In the article about the Reduced Homology it's stated that $$H_0(X)=\tilde{H_0}(X)\oplus\mathbb{Z}$$
but I don't know how to prove that. I know $$H_0(X)=\bigoplus_{\alpha\in I}H_0(X_\alpha)=\bigoplus_{\alpha\in I} \mathbb{Z}$$where $X_\alpha$ are the connected components of $X$. That means we need to prove $$\tilde{H_0}(X)=\bigoplus_{\beta\neq\alpha\in I}\mathbb{Z}$$ for a specific $\beta\in I$. We know that $S_0(X)=\bigsqcup_{\alpha\in I}S_0(X_\alpha)$ where $S_0(X_\alpha)$ is the collection of 0-simplicies on each connectedness compoenent (which are simply points as as far as I understand). Also $$C_0(X)=\bigoplus_{\alpha\in I}C_0(X_\alpha).$$ This complex is mapped to $\bigoplus_{\alpha\in I}\mathbb{Z}$ by $C_0(X_\alpha)\ni 0\mapsto 1$. To conclude $$Z_0(X)\cong\bigoplus_{\alpha\in I}Z_0(X_\alpha)=\bigoplus_{\alpha\in I}\ker\partial_0(X_\alpha) \\ B_0(X)\cong\bigoplus_{\alpha\in I}B_0(X_\alpha)=\bigoplus_{\alpha\in I}\text{Im}\partial_1(X_\alpha)$$ but I cannot understand why from here it implies that $$\tilde{H_0}(X)=\bigoplus_{ \beta\neq\alpha\in I}\mathbb{Z}.$$ Am I doing correct? If so: How can I complete this proof?

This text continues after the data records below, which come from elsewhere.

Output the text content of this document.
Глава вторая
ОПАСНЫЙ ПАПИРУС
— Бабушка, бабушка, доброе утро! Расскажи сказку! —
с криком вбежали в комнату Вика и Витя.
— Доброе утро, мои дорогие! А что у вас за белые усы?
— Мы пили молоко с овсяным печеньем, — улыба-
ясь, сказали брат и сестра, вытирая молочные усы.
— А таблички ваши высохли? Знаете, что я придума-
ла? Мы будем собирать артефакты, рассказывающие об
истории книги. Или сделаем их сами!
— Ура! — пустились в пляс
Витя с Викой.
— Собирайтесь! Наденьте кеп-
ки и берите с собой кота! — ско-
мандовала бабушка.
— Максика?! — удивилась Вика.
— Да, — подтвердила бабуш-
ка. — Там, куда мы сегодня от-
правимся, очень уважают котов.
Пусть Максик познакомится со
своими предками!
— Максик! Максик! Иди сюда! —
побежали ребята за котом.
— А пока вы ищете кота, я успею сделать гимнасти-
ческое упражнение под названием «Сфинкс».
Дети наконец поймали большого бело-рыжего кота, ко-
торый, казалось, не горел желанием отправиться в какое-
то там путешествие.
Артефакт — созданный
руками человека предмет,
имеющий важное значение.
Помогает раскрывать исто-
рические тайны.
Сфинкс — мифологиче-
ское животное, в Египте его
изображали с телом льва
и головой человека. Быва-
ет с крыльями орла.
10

$\require{AMScd}$ Note that we have a commutative diagram $$\begin{CD} @. 0 @. 0 @. 0 \\ @. @VVV @VVV @VVV \\ 0 @>>> B_0(X) @>>> B_0(X) @>>> 0 @>>> 0\\ @. @VVV @VVV @VVV \\ 0 @>>> \text{ker}(\varepsilon)@>i>>C_0(X) @>\varepsilon>> \Bbb Z @>>> 0\\ @. @VVV @VVV @| \\ 0 @>>> \tilde H_0(X) @>\bar i>> H_0(X) @>\bar\varepsilon>> \Bbb Z @>>> 0\\ @. @VVV @VVV @VVV \\ @. 0 @. 0 @. 0 \\ \end{CD}$$ where all columns are exact, as well as the top two rows. The nine lemma now implies that the lower row is exact, although that's maybe an overkill as a direct proof is also possible.
The top two rows split, i.e. there are maps $0\to B_0(X)$ and $s:\Bbb Z\to C_0(X)$ which are sections for $B_0(X)\to 0$ and $\varepsilon$, respectively, and both compositions $0\to C_0(X)$ are equal. We then have an induced map $\bar s:\Bbb Z\to H_0(X)$ such that $\bar\varepsilon\circ\bar s=\text{id}$. Hence the lower row splits and the map $\bar i\oplus\bar s:\tilde H_0(X)\oplus\Bbb Z\to H_0(X)$ is then an isomorphism.
For a more geometric idea what is actually going on here, note that $s$ is determined by $s(1)$ which is some $0$-simplex in $X$. Each $0$-chain can now be uniquely written as the sum of an element in $\text{ker}(\varepsilon)$ and $\eta\cdot s(1)$ for some integer $\eta$. This carries over to homology. The map $\bar s$ is determined by the choice of some path component $X_\beta$ of $X$. Each class $[c]\in H_0(X)$ is then sum of a class $[b]$ of an $\varepsilon$-cycle and that path component multiplied with some factor. Note that $[b]$ is determined by how often it meets every path component other than $X_\beta$ because of the restriction $\varepsilon(b)=0$, so we can indeed think of $\tilde H_0(X)$ as being generated by all path components $X_\alpha$ for $\alpha\ne\beta$.